State Sen. Bill Seitz, R-Cincinnati, who was the original sponsor of Ohio DOMA, said the rulings will have no impact on Ohio’s law or constitution.

Holford said the ruling was “truly massive and at the same time it’s complex.”

“I think we’re going to see anything from executive orders to court cases to a combination thereof (to help clarify the ramifications.) I think that either way, whatever happens many things will be changing fairly quickly around the country.”
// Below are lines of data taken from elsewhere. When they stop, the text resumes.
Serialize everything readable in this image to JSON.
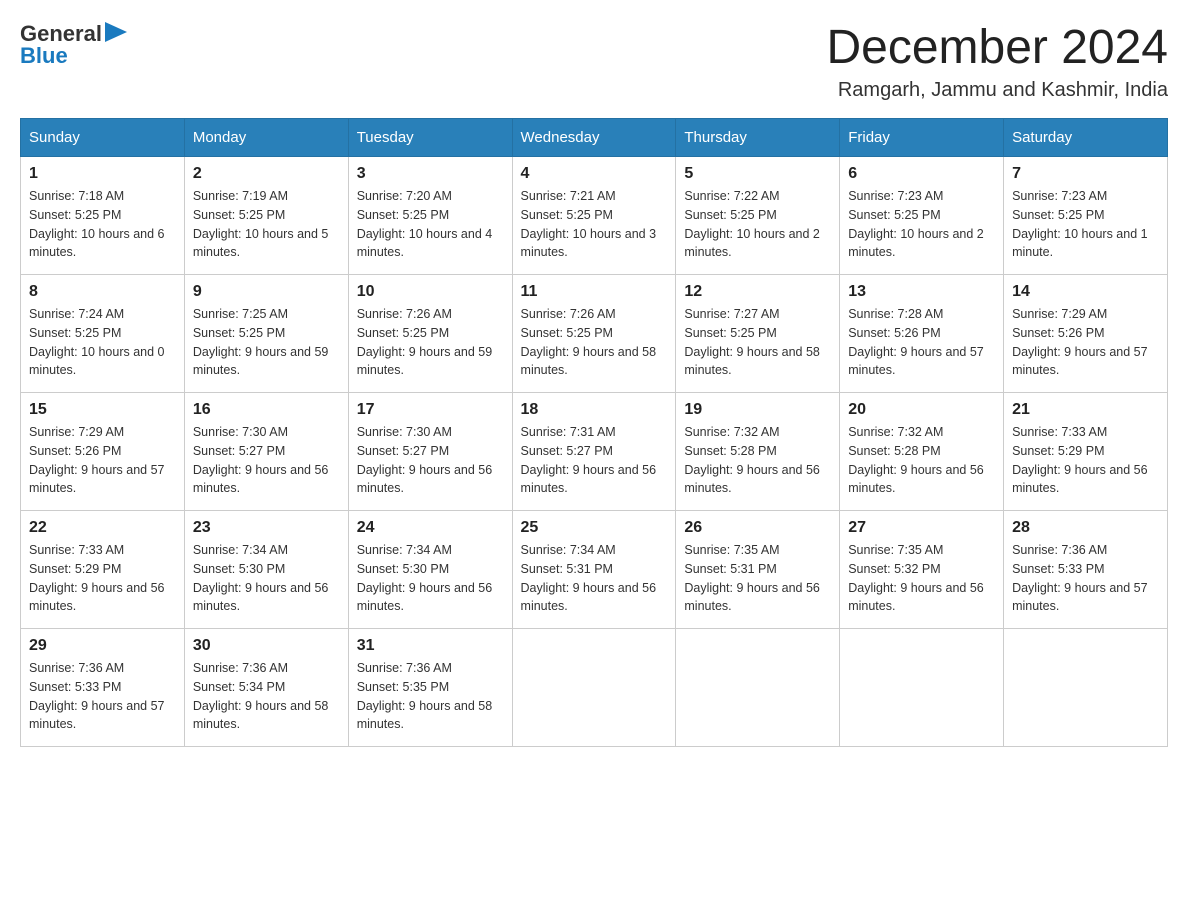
{
  "header": {
    "logo_text_black": "General",
    "logo_text_blue": "Blue",
    "month_title": "December 2024",
    "subtitle": "Ramgarh, Jammu and Kashmir, India"
  },
  "days_of_week": [
    "Sunday",
    "Monday",
    "Tuesday",
    "Wednesday",
    "Thursday",
    "Friday",
    "Saturday"
  ],
  "weeks": [
    [
      {
        "day": "1",
        "sunrise": "7:18 AM",
        "sunset": "5:25 PM",
        "daylight": "10 hours and 6 minutes."
      },
      {
        "day": "2",
        "sunrise": "7:19 AM",
        "sunset": "5:25 PM",
        "daylight": "10 hours and 5 minutes."
      },
      {
        "day": "3",
        "sunrise": "7:20 AM",
        "sunset": "5:25 PM",
        "daylight": "10 hours and 4 minutes."
      },
      {
        "day": "4",
        "sunrise": "7:21 AM",
        "sunset": "5:25 PM",
        "daylight": "10 hours and 3 minutes."
      },
      {
        "day": "5",
        "sunrise": "7:22 AM",
        "sunset": "5:25 PM",
        "daylight": "10 hours and 2 minutes."
      },
      {
        "day": "6",
        "sunrise": "7:23 AM",
        "sunset": "5:25 PM",
        "daylight": "10 hours and 2 minutes."
      },
      {
        "day": "7",
        "sunrise": "7:23 AM",
        "sunset": "5:25 PM",
        "daylight": "10 hours and 1 minute."
      }
    ],
    [
      {
        "day": "8",
        "sunrise": "7:24 AM",
        "sunset": "5:25 PM",
        "daylight": "10 hours and 0 minutes."
      },
      {
        "day": "9",
        "sunrise": "7:25 AM",
        "sunset": "5:25 PM",
        "daylight": "9 hours and 59 minutes."
      },
      {
        "day": "10",
        "sunrise": "7:26 AM",
        "sunset": "5:25 PM",
        "daylight": "9 hours and 59 minutes."
      },
      {
        "day": "11",
        "sunrise": "7:26 AM",
        "sunset": "5:25 PM",
        "daylight": "9 hours and 58 minutes."
      },
      {
        "day": "12",
        "sunrise": "7:27 AM",
        "sunset": "5:25 PM",
        "daylight": "9 hours and 58 minutes."
      },
      {
        "day": "13",
        "sunrise": "7:28 AM",
        "sunset": "5:26 PM",
        "daylight": "9 hours and 57 minutes."
      },
      {
        "day": "14",
        "sunrise": "7:29 AM",
        "sunset": "5:26 PM",
        "daylight": "9 hours and 57 minutes."
      }
    ],
    [
      {
        "day": "15",
        "sunrise": "7:29 AM",
        "sunset": "5:26 PM",
        "daylight": "9 hours and 57 minutes."
      },
      {
        "day": "16",
        "sunrise": "7:30 AM",
        "sunset": "5:27 PM",
        "daylight": "9 hours and 56 minutes."
      },
      {
        "day": "17",
        "sunrise": "7:30 AM",
        "sunset": "5:27 PM",
        "daylight": "9 hours and 56 minutes."
      },
      {
        "day": "18",
        "sunrise": "7:31 AM",
        "sunset": "5:27 PM",
        "daylight": "9 hours and 56 minutes."
      },
      {
        "day": "19",
        "sunrise": "7:32 AM",
        "sunset": "5:28 PM",
        "daylight": "9 hours and 56 minutes."
      },
      {
        "day": "20",
        "sunrise": "7:32 AM",
        "sunset": "5:28 PM",
        "daylight": "9 hours and 56 minutes."
      },
      {
        "day": "21",
        "sunrise": "7:33 AM",
        "sunset": "5:29 PM",
        "daylight": "9 hours and 56 minutes."
      }
    ],
    [
      {
        "day": "22",
        "sunrise": "7:33 AM",
        "sunset": "5:29 PM",
        "daylight": "9 hours and 56 minutes."
      },
      {
        "day": "23",
        "sunrise": "7:34 AM",
        "sunset": "5:30 PM",
        "daylight": "9 hours and 56 minutes."
      },
      {
        "day": "24",
        "sunrise": "7:34 AM",
        "sunset": "5:30 PM",
        "daylight": "9 hours and 56 minutes."
      },
      {
        "day": "25",
        "sunrise": "7:34 AM",
        "sunset": "5:31 PM",
        "daylight": "9 hours and 56 minutes."
      },
      {
        "day": "26",
        "sunrise": "7:35 AM",
        "sunset": "5:31 PM",
        "daylight": "9 hours and 56 minutes."
      },
      {
        "day": "27",
        "sunrise": "7:35 AM",
        "sunset": "5:32 PM",
        "daylight": "9 hours and 56 minutes."
      },
      {
        "day": "28",
        "sunrise": "7:36 AM",
        "sunset": "5:33 PM",
        "daylight": "9 hours and 57 minutes."
      }
    ],
    [
      {
        "day": "29",
        "sunrise": "7:36 AM",
        "sunset": "5:33 PM",
        "daylight": "9 hours and 57 minutes."
      },
      {
        "day": "30",
        "sunrise": "7:36 AM",
        "sunset": "5:34 PM",
        "daylight": "9 hours and 58 minutes."
      },
      {
        "day": "31",
        "sunrise": "7:36 AM",
        "sunset": "5:35 PM",
        "daylight": "9 hours and 58 minutes."
      },
      null,
      null,
      null,
      null
    ]
  ]
}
The group FreedomOhio has collected hundreds of thousands of voter signatures to put a constitutional amendment permitting gay marriage before Ohio voters. FreedomOhio needs 385,245 valid signatures but the group’s co-founder Ian James aims to submit more than 700,000 signatures next summer to qualify for the November 2014 ballot.
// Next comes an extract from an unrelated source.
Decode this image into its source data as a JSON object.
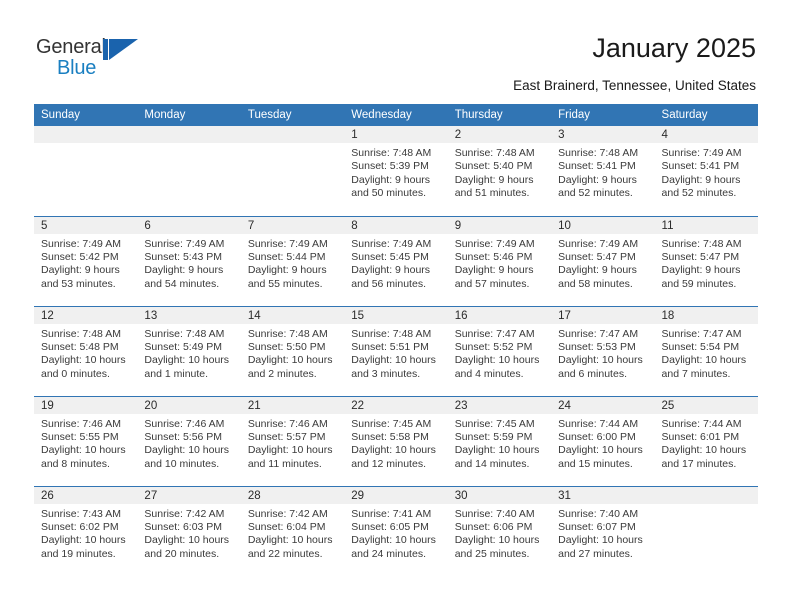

A state constitutional ban on same-sex marriage passed with 62 percent of the vote in 2004, shortly after Ohio lawmakers adopted a state law defining marriage as between one man and one woman.

The proposed Freedom to Marry amendment Ohio voters may consider reads, “marriage shall be a union of two consenting adults not nearer of kin than second cousins, and not having a husband or wife living, and no religious institution shall be required to perform or recognize a marriage.”
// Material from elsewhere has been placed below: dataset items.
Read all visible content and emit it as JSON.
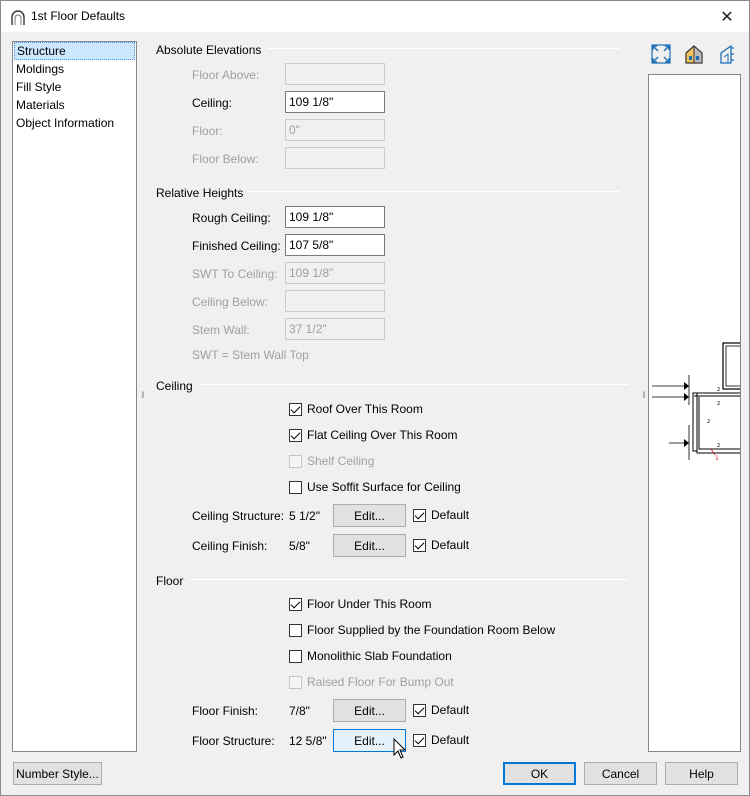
{
  "window": {
    "title": "1st Floor Defaults",
    "close_glyph": "✕"
  },
  "nav": {
    "items": [
      {
        "label": "Structure",
        "selected": true
      },
      {
        "label": "Moldings",
        "selected": false
      },
      {
        "label": "Fill Style",
        "selected": false
      },
      {
        "label": "Materials",
        "selected": false
      },
      {
        "label": "Object Information",
        "selected": false
      }
    ]
  },
  "absolute": {
    "title": "Absolute Elevations",
    "floor_above": {
      "label": "Floor Above:",
      "value": ""
    },
    "ceiling": {
      "label": "Ceiling:",
      "value": "109 1/8\""
    },
    "floor": {
      "label": "Floor:",
      "value": "0\""
    },
    "floor_below": {
      "label": "Floor Below:",
      "value": ""
    }
  },
  "relative": {
    "title": "Relative Heights",
    "rough_ceiling": {
      "label": "Rough Ceiling:",
      "value": "109 1/8\""
    },
    "finished_ceiling": {
      "label": "Finished Ceiling:",
      "value": "107 5/8\""
    },
    "swt_to_ceiling": {
      "label": "SWT To Ceiling:",
      "value": "109 1/8\""
    },
    "ceiling_below": {
      "label": "Ceiling Below:",
      "value": ""
    },
    "stem_wall": {
      "label": "Stem Wall:",
      "value": "37 1/2\""
    },
    "note": "SWT = Stem Wall Top"
  },
  "ceiling": {
    "title": "Ceiling",
    "roof_over": {
      "label": "Roof Over This Room",
      "checked": true
    },
    "flat_ceiling": {
      "label": "Flat Ceiling Over This Room",
      "checked": true
    },
    "shelf_ceiling": {
      "label": "Shelf Ceiling",
      "checked": false
    },
    "soffit": {
      "label": "Use Soffit Surface for Ceiling",
      "checked": false
    },
    "structure": {
      "label": "Ceiling Structure:",
      "value": "5 1/2\"",
      "edit": "Edit...",
      "default": "Default"
    },
    "finish": {
      "label": "Ceiling Finish:",
      "value": "5/8\"",
      "edit": "Edit...",
      "default": "Default"
    }
  },
  "floor": {
    "title": "Floor",
    "under_room": {
      "label": "Floor Under This Room",
      "checked": true
    },
    "foundation": {
      "label": "Floor Supplied by the Foundation Room Below",
      "checked": false
    },
    "slab": {
      "label": "Monolithic Slab Foundation",
      "checked": false
    },
    "raised": {
      "label": "Raised Floor For Bump Out",
      "checked": false
    },
    "finish": {
      "label": "Floor Finish:",
      "value": "7/8\"",
      "edit": "Edit...",
      "default": "Default"
    },
    "structure": {
      "label": "Floor Structure:",
      "value": "12 5/8\"",
      "edit": "Edit...",
      "default": "Default"
    }
  },
  "footer": {
    "number_style": "Number Style...",
    "ok": "OK",
    "cancel": "Cancel",
    "help": "Help"
  },
  "toolbar": {
    "icons": [
      "fit-view-icon",
      "house-icon",
      "elevation-view-icon"
    ]
  }
}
A March Saperstein Poll for The Columbus Dispatch showed that 54 percent of Ohioans back the Freedom to Marry amendment, but other surveys show as few as 41 percent of Ohioans favor same-sex marriage.

James has had difficulty getting endorsement from other gay marriage advocates, including Equality Ohio and the Human Rights Campaign.

Even after the Supreme Court decisions, Holford is reluctant to jump on board for a 2014 ballot issue. “The decisions don’t change the fact that it needs to be a data driven analysis of when we go. But the court decisions may change the data… If there is a quick uplift, we’ll go when the time is right and when the polling shows we can win,” Holford said.

Gov. John Kasich said he has yet to study the court decisions. “As I think you all know, I believe in the traditional sense of marriage and that’s what I believe,” he told reporters on Wednesday.

Cuyahoga County Executive Ed FitzGerald, who is Kasich’s likely opponent in the governor’s race next year, applauded the decisions and called it “simply and unequivocally a great day for our country.”

Ohio State University law professor Marc Spindelman, an expert on gay rights and family law, said the court ruling in Windsor is based on equality rather than on federalism, lending credibility to the idea that it’s more likely to lead to state gay marriage bans to fall. He said the decision “puts a powerful new tool in the hands of advocates” to argue that states defense of marriage acts are unconstitutional.

Former Gov. Bob Taft, who signed Ohio’s DOMA into law, wouldn’t say whether he’d sign such a bill today. Public opinion is shifting on gay marriage, he noted. “I’m giving it a lot of thought. I’m not in a position where I have to take a public position on it,” Taft said.

Staff writer Jackie Borchardt contributed to this report.